The 75-year-old recently unveiled his biographical work titled Memoirs of a Malaysian Eco-Activist, chronicling his non-conformist ways, environmental activism and his perspective of the world.
Born in Japanese-occupied Malaya in the 1940s, Gurmit was a self-professed bookworm when he was a child and found his calling as an environmental advocate whose path has sometimes led him to the wrong side of the authorities. Gurmit later founded two NGOs — Environmental Protection Society of Malaysia and Centre For Environment, Technology and Development Malaysia.
An electrical engineering graduate from Universiti Malaya, Gurmit said he had to work prior to enrolment to save up for fees as he did not get a scholarship.
“I worked as a teacher for one-and-a-half years and spent another six months in the air force. Even when I became an electrical engineer, I didn’t see any conflict between my day job and protecting the environment.”
He was an assistant electrical engineer for five years before calling it quits to dedicate his life to environmental activism. “When people ask me how I’m an engineer and an environmentalist at the same time, I often tell them an engineer doesn’t have to be a destroyer of the environment. We should learn to live with nature.”
On youths being aware of environmental issues, Gurmit said it is still in transition as mindsets have not changed much. “Although the younger generation talks a lot about ‘going green’ today, their understanding is quite superficial. For example, they change mobile phones all the time but don’t realise the act contributes to e-waste.”
He added that millennials have a limited attention span.

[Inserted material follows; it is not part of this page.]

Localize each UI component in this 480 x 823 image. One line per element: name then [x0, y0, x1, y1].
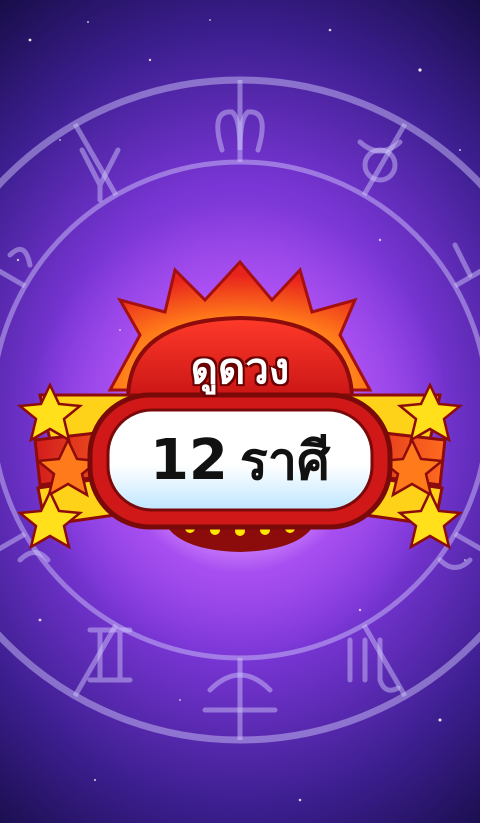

“Most of them will do something very interesting for a short while, and move on to another project. They have gimmicky green projects such as planting trees but they forget the trees need to be maintained. Without proper care, the trees will be dead in just three months. At the end, the project becomes a futile exercise.
“These are some issues I pointed out in my book and speeches. To solve environmental problems properly, we need to do it long-term with a genuine interest to pursue and persevere.
“Hopefully there will be more people, who after reading my book, will have an understanding of what I have been doing,” he said.
Aside from and life stories, the book has more than 50 photographs particularly about his work with the Malaysian government and regional NGOs.
The book is available in major bookstores.